[Milsurplus] Re: The 71st TCS

neil277 at juno.com neil277 at juno.com
Mon Mar 19 09:08:14 EST 2007


The Army (and the AAC/AAF ?) had a term caled OVM (On Vehicle
Material). When you signed for a tank or truck it included all the
stuff (OVM) that goes with the complete item: binoculars, periscopes,
fire extinglishers, tool kit, spare tire, canvas, bows, engineer tools
etc etc. That is, UNLESS you had an additional document showing you
were 'short' some items when you signed for the big one. My dad learned
this with some tanks in the '40s. I learned it with my tool box,
TE-113, (replaced by TK-87) in the 60's.(I'm not positive those numbers
are correct.) Company commanders were signed for lots of stuff; they
had the platoon leaders sign for most of it on a sub hand receipt. On
down the line to the individual soldier, who signed for his clothes,
weapon, field gear, etc which even included the wound dressing in the
1st aid pouch. Of course the dressing and ammo were expendable and were
replaced free of charge, but not the other stuff.

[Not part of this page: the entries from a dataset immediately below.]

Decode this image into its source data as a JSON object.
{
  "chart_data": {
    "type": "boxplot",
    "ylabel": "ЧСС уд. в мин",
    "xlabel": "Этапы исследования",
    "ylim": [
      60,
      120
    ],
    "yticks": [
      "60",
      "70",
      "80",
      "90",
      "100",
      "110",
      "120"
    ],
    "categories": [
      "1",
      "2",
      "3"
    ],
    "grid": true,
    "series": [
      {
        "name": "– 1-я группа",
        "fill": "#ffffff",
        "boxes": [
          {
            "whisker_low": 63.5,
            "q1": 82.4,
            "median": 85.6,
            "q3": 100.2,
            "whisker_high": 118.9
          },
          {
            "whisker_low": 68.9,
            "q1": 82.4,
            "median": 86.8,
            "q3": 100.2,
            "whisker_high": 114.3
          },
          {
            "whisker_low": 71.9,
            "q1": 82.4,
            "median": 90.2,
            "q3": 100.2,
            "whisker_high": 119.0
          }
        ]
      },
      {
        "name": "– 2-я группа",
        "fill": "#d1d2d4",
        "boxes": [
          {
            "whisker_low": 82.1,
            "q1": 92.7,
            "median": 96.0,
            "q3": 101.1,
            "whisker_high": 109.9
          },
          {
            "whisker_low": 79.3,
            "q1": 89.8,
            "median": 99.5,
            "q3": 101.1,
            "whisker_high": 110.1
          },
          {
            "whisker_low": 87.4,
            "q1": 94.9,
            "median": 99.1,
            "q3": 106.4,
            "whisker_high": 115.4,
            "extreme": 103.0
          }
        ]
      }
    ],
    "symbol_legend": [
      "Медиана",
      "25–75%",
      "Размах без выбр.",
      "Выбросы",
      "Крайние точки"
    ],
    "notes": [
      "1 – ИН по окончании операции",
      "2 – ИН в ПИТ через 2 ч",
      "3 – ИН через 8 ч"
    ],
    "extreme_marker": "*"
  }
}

As a maintenance NCO working with hundreds of R-390's and other
equipment, there were always the discussions about who signed for all
mission equipment in a fixed station. The commander desided; some times
it was the S3 - Operations who used the equipmet, and othe ploaces it
was the S4 - logistics & maintenance whose people went around yanking
receivers to do monthly PM. They were replaced by one off the ready
rack since there was maybe 10 to 15 percent additional 'float'
equipment. But if you didn't have float equipment, I'd think you would
want YOUR receiver back. Especially if it was a good one.

We don't really know why they painted unit or a/c numbers on equipment.
And we don't know where or when it was done. Every little thing did not
have an Army-wide policy attached. But most likely it was done if
equipment would or could be mixed at some location like base
maintenance or at a transient air base.

The Army may have traveled on its stomach, but the bean counters wanted
to know which beans and how many.

Neil, 33W50
old retired maintenance SNCO

On Sun, 18 Mar 2007 17:22:38 EDT WA5CAB wrote:
Subject: Re: [Milsurplus] Re: The 71st TCS

Someone on the aircraft had probably signed for it by serial number.